Industry experts said the move highlighted the regulatory intention to boost the role of the insurance security fund in preventing industry risks as some insurers may be exposed to liquidity problems as the authorities have substantially tightened regulations to curb systemic financial risks.

The revised rules will require insurers to submit a certain proportion of capital to the fund based on the evaluation of their risk management capability, meaning that some insurers will likely face higher capital requirement if they have poorer risk management performance, business newspaper Shanghai Securities News reported on Tuesday.

The new rules will also expand the usage of the fund, allowing it to offer capital support to insurers if they face liquidity crisis. The maximum amount of capital insurers can obtain from the fund as liquidity support cannot exceed 15 percent of the outstanding value of the fund in the previous year, the report said.

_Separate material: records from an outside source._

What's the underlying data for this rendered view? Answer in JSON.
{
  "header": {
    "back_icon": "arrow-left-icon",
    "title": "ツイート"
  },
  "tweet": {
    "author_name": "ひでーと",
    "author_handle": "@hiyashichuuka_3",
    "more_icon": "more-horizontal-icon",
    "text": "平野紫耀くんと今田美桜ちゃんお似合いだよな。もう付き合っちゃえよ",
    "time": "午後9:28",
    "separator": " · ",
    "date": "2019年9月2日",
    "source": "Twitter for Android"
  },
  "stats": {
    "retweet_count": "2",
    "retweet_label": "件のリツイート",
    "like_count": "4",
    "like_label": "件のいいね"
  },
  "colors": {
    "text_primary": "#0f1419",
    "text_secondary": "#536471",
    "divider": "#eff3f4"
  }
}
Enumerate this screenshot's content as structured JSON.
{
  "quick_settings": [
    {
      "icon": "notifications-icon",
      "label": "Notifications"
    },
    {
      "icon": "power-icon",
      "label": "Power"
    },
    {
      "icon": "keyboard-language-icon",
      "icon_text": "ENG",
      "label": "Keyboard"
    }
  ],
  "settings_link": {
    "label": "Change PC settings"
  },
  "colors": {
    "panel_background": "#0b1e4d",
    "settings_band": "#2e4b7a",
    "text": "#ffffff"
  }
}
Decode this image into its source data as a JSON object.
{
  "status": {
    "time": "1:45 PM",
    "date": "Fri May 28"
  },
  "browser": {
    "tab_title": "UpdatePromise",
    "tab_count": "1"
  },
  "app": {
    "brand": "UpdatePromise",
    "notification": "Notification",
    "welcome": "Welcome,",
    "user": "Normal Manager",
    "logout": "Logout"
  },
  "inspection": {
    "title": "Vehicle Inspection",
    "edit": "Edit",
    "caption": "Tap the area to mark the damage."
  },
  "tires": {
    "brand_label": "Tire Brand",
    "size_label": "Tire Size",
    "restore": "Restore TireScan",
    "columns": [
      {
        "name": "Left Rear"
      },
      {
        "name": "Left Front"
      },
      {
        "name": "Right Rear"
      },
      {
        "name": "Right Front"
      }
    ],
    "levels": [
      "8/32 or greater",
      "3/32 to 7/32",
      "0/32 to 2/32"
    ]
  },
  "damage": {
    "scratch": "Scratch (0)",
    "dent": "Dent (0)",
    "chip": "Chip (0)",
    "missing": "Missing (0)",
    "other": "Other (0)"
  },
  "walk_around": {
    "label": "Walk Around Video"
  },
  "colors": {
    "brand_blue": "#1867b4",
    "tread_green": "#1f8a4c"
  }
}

The China Insurance Regulatory Commission is soliciting industry opinion for the draft revision. It did not reply to China Daily's queries on the matter on Tuesday.

"The new rules have to do with the rising liquidity risks in some life insurers along with the transformation of their business model. There has been a gap between the current scale of the insurance security fund and the needed amount of capital to cover liquidity risks in the industry," said Zhu Junsheng, a financial researcher at the Development Research Center of the State Council.

The draft rules also lowered the amount of capital support to insurers' risky business such as universal insurance, a type of investment-focused life policy, which Zhu said reflected the regulatory intention to encourage insurers to focus on protection products instead of investment-driven business.

China set up the insurance security fund in 1995 to resolve industry risks and to protect the interests of policyholders in the event of an insolvency of an insurance company.

The outstanding value of the fund stood at 107.8 billion yuan ($16.3 billion) by the end of July, with property and casualty insurance funds accounting for 63.7 percent of the overall fund.